The resurrection of God the Father may be a key to reconnecting men with the church, because it is often in relation to a good father that men discover how to be good sons. Jim Dittes, a professor of pastoral theology at Yale, holds up the image of the Son as a model for all men.
He makes the case that men are always looking for new life through death and rebirth - which is why they so often upset the settled routines of life, go on pilgrimages and adventures, change careers and commit themselves obsessively to work or play or sex, in a hope of finding new life.

Sounds a lot like the Prodigal Son, doesn't it? So many males, in various ways, have played the role of the Lost Son at one time or another.
But men ‘behaving godly’ can do so by taking a page from Jesus the Christ. Masculine spirituality frequently involves a struggle.

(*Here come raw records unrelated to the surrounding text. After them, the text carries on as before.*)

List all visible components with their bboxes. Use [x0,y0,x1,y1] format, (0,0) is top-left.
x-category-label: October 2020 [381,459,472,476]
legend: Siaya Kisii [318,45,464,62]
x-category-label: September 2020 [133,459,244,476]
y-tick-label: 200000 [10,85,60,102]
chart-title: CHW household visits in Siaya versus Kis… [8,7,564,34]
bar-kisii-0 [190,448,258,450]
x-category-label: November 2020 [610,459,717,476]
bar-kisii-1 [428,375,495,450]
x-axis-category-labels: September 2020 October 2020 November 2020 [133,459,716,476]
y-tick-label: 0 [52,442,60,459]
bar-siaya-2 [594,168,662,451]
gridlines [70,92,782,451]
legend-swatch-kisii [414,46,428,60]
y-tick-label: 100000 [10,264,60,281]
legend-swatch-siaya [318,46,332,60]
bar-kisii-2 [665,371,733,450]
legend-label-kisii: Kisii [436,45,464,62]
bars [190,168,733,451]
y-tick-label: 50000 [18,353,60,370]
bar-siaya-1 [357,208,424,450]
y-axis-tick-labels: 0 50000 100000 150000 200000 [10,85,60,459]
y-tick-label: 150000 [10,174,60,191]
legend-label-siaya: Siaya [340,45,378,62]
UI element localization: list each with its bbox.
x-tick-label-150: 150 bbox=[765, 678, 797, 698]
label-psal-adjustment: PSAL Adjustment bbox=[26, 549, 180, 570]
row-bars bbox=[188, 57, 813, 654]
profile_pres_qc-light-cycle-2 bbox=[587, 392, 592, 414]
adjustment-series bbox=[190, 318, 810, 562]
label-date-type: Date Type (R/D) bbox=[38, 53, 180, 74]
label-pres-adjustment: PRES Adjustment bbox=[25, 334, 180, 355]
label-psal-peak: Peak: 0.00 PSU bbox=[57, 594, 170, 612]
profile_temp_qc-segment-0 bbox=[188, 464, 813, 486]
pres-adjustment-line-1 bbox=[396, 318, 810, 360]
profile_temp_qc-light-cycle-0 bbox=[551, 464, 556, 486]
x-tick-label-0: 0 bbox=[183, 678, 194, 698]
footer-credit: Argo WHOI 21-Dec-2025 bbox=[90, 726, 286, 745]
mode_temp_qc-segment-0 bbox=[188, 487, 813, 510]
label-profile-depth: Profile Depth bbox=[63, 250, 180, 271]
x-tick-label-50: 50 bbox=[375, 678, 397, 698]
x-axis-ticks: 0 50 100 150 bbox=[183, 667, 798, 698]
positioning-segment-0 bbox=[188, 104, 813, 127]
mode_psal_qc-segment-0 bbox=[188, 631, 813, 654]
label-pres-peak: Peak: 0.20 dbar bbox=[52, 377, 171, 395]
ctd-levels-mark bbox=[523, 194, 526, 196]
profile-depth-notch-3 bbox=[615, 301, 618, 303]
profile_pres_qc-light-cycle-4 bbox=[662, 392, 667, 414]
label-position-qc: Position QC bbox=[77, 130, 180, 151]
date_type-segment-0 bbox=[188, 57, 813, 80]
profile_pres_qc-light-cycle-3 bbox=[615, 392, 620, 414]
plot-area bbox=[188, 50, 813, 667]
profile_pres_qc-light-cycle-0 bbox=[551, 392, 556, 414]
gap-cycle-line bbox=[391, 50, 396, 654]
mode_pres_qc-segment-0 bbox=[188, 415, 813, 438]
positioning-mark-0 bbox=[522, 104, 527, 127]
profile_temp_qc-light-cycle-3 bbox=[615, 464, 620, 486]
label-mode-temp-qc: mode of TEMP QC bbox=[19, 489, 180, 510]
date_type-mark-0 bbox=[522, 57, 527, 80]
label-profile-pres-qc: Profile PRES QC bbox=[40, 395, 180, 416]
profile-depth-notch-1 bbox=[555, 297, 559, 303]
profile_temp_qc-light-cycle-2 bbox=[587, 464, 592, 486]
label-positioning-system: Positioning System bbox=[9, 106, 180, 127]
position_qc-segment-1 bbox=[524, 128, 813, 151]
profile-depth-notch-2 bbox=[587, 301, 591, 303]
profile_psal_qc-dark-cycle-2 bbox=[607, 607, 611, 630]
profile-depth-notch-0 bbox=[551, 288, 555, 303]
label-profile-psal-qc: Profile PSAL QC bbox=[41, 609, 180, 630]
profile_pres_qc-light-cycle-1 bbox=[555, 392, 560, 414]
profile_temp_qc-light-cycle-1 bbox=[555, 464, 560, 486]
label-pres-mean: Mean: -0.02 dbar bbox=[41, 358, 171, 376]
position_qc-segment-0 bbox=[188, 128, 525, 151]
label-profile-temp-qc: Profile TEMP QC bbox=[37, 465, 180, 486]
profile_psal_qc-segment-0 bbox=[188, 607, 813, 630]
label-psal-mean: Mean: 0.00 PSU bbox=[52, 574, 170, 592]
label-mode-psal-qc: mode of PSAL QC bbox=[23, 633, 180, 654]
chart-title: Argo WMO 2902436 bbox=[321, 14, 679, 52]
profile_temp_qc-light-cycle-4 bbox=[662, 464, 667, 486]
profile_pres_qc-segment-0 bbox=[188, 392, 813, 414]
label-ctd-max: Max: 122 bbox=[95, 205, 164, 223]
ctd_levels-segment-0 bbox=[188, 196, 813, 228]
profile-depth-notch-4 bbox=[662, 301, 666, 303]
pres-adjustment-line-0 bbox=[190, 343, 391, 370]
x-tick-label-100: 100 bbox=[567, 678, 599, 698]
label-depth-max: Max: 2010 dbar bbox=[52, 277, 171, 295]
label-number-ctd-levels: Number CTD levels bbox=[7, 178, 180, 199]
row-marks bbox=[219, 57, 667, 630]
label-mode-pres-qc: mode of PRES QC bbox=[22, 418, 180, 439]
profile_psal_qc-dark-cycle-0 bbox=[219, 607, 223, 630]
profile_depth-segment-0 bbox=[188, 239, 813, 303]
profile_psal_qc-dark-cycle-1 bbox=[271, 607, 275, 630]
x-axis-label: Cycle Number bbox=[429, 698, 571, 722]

Jesus struggled throughout his life. In the struggle of the garden of Gethsemane, he confronted God the Father and wrestled with his will.

Jesus also struggled with temptation, with evil, with earthly opponents, with his own perplexed disciples - and he challenges us to enter into these battles as well.

Through it all, God the Father is with us. He is like the father in the parable, accepting us when we rebel and return, when we wander and repent. He is the God of Gethsemane, laying challenges before us, but never abandoning us in our struggles. He is the God of resurrection, bringing surprising new life to those who have suffered and died in faith. He is a strong and compassionate God, loving us with the passion of a deeply committed parent.
Richard J. Foster writes in The Challenge of the Disciplined Life, “What we often call the parable of the prodigal son might be more aptly called "the parable of the powerless almighty father." In the father we see the power that does not dominate, the power that patiently waits.
The parable is about God, of course: It is also a parable that was lived out in the life of Jesus. Look at him working patiently with stubborn, rebellious disciples. Look at him at his trial, speaking not a word. Look at him hanging on a wooden throne in total helplessness. These, I submit to you, are acts of spiritual power of the highest order. (San Francisco: Harper & Row Publishers, 1985), 204-205.)
The challenge for men, as well as women, young and old, is to respond to such a heavenly father, on Father's Day and every day. To be like the Prodigal Son and return to him. To be like the Waiting Father in the parable and embrace your own children. To support your families through years of difficult and often unpleasant work, as men have done for centuries. To struggle with God, with temptation and with evil, as Jesus did throughout his own life.
Ultimately, God cannot be limited to gender descriptions. I call it “kindergarten terminology” (i.e. analogy, metaphor, pictures with words) to describe what is humanly un-describable. Not only is God our Father, Mother, Divine Parent, but God is the Alpha and the Omega, the beginning and end of all things—much beyond our human ability to describe or define. However, Scripture has chosen to honor God with one title as God the Father. Happy Fathers Day and God bless you. Amen.